Yes. Now, either 1 - 0.4x = 0 or e-.4x = 0.

Note that e-.4x ≠ 0 for any real x.

Edit: Didn't notice that drawar said essentially the same thing.

4. Aug 30, 2012

jakobs

So I only have to solve 1-0,4x=0 and that will be the whole answer for the whole equation?

5. Aug 30, 2012

CAF123

Well, the solution to 1-0.4x =0 solves Y'=0.

6. Aug 30, 2012

jakobs

I don't understand the whole thing

Can somebody show all steps to solving this one?
I really need to learn it.

7. Aug 30, 2012

Staff: Mentor

The problem, apparently, is to find the x value(s) for which f'(x) = 0, where f(x) = xe-.4x. (Changed from your notation of y(x) to f(x).)

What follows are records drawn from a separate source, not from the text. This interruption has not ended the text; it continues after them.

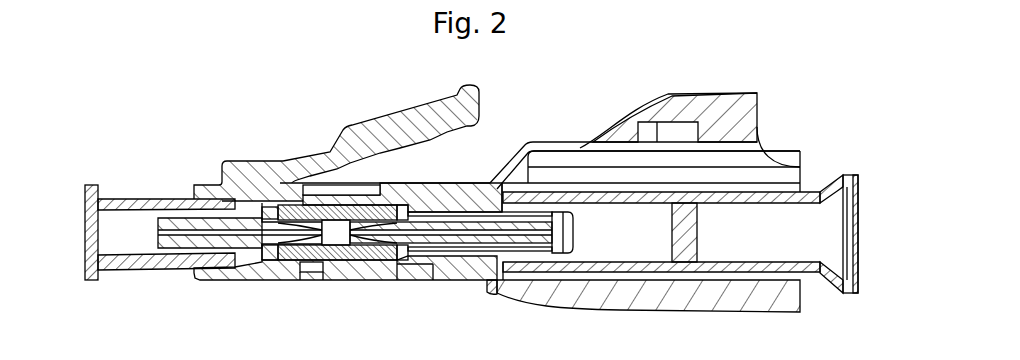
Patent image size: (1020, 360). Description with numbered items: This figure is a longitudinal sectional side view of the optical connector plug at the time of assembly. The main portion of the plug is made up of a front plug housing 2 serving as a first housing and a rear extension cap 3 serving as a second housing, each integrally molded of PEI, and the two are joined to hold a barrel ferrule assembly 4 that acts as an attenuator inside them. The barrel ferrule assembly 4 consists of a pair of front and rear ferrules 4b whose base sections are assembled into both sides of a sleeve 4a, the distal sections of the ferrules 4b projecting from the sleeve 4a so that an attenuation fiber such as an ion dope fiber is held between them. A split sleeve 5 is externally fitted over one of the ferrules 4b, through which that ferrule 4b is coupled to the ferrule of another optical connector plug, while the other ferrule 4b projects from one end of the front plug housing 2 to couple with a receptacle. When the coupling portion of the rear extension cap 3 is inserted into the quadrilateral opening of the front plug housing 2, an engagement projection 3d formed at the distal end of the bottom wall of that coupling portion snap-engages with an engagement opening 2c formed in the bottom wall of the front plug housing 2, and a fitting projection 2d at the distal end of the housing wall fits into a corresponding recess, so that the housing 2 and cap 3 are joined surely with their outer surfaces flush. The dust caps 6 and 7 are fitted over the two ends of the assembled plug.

The front plug housing 2 is at (262, 160).
The engagement opening 2c is at (318, 281).
The fitting projection 2d is at (397, 279).
The rear extension cap 3 is at (678, 101).
The engagement projection 3d is at (318, 273).
The barrel ferrule assembly 4 is at (355, 262).
The sleeve 4a is at (287, 261).
The ferrule 4b is at (182, 242).
The split sleeve 5 is at (494, 293).
The dust cap 6 is at (141, 198).
The dust cap 7 is at (833, 178).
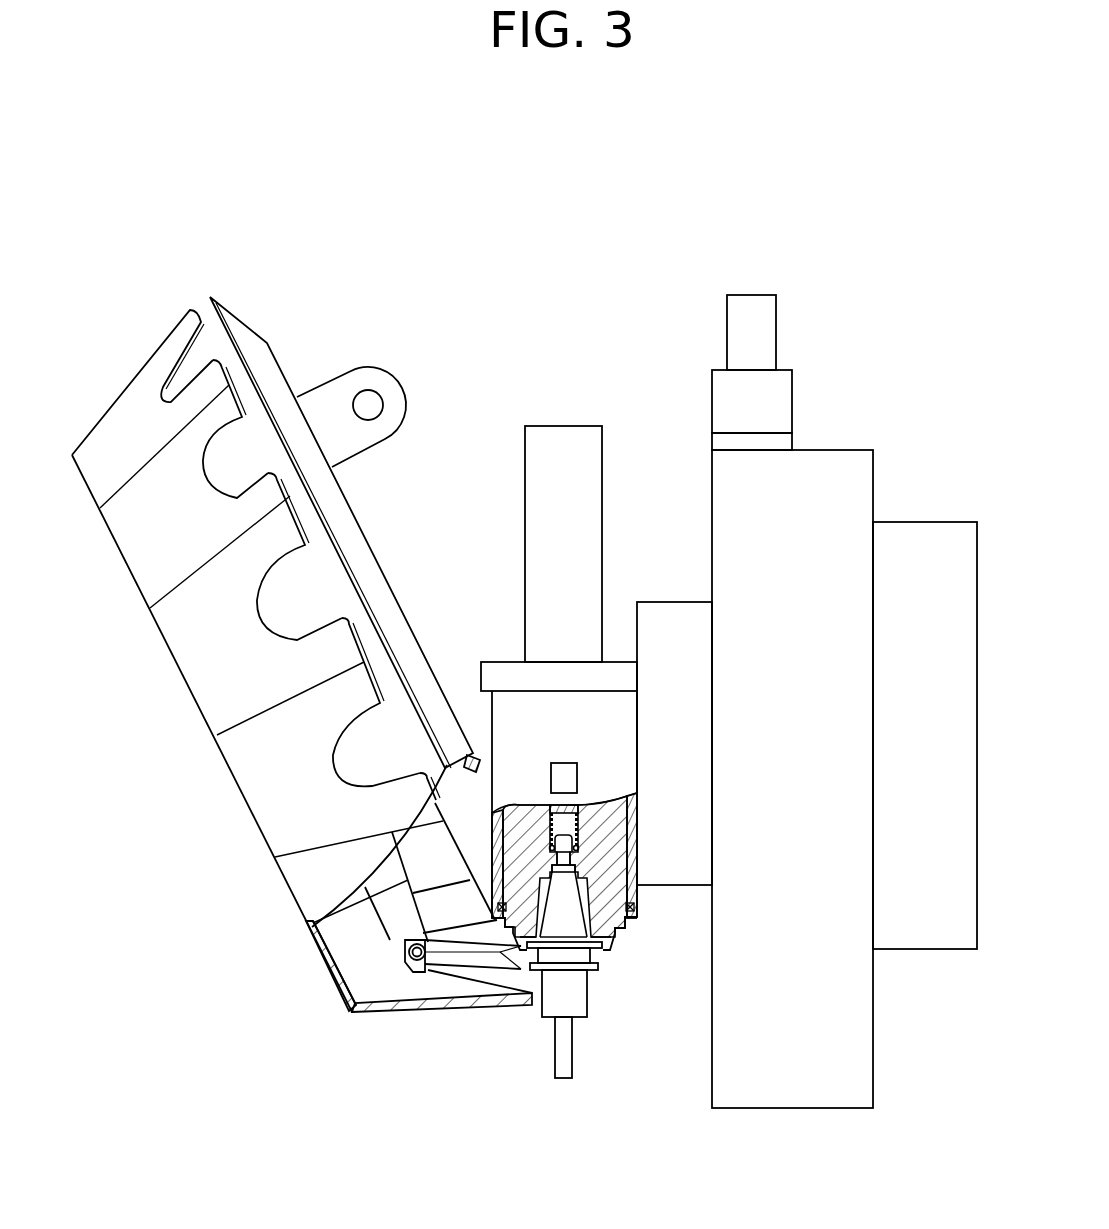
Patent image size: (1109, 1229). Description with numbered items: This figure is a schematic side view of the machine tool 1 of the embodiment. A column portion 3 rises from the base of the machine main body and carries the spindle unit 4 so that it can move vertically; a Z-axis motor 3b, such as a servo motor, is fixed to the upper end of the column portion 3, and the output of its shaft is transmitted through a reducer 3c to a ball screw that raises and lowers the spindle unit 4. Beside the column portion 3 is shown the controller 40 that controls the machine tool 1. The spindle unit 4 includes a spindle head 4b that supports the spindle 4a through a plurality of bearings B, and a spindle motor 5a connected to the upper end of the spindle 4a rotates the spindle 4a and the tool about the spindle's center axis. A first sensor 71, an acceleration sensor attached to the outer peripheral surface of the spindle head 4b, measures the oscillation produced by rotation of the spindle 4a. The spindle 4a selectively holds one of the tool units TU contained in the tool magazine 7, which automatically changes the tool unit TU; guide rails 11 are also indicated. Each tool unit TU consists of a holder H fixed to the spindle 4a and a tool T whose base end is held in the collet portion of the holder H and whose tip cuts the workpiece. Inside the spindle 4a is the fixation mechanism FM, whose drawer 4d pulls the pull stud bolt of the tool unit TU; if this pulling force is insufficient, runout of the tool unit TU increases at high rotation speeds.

You found f'(x) = (1 - 0.4x)e-.4x

If f'(x) = 0, then (1 - 0.4x)e-.4x.

For what x is f'(x) = 0?

8. Aug 30, 2012

jakobs

According to some earlier posts the solution to 1-0.4x =0 solves Y'=0

If x is 2.5 then it will be 0.

But what should I do with e-0,4x?

9. Aug 30, 2012

Staff: Mentor

Nothing. As already mentioned, e-0.4x > 0 for all real x.

10. Aug 30, 2012

jakobs

Okay, so the answer to the problem is:
y=x*e-0,4x
y'=(1-0,4x)*e-0,4x

y'=(1-0,4x=0
x=2.5

e-0,4x is always >0

And this classifies as the correct answer?

11. Aug 30, 2012

Staff: Mentor

You have a lot of cruft in there that is unnecessary. Here is all you need to say:

If y = x*e-0.4x, then y' = 0 when x = 2.5.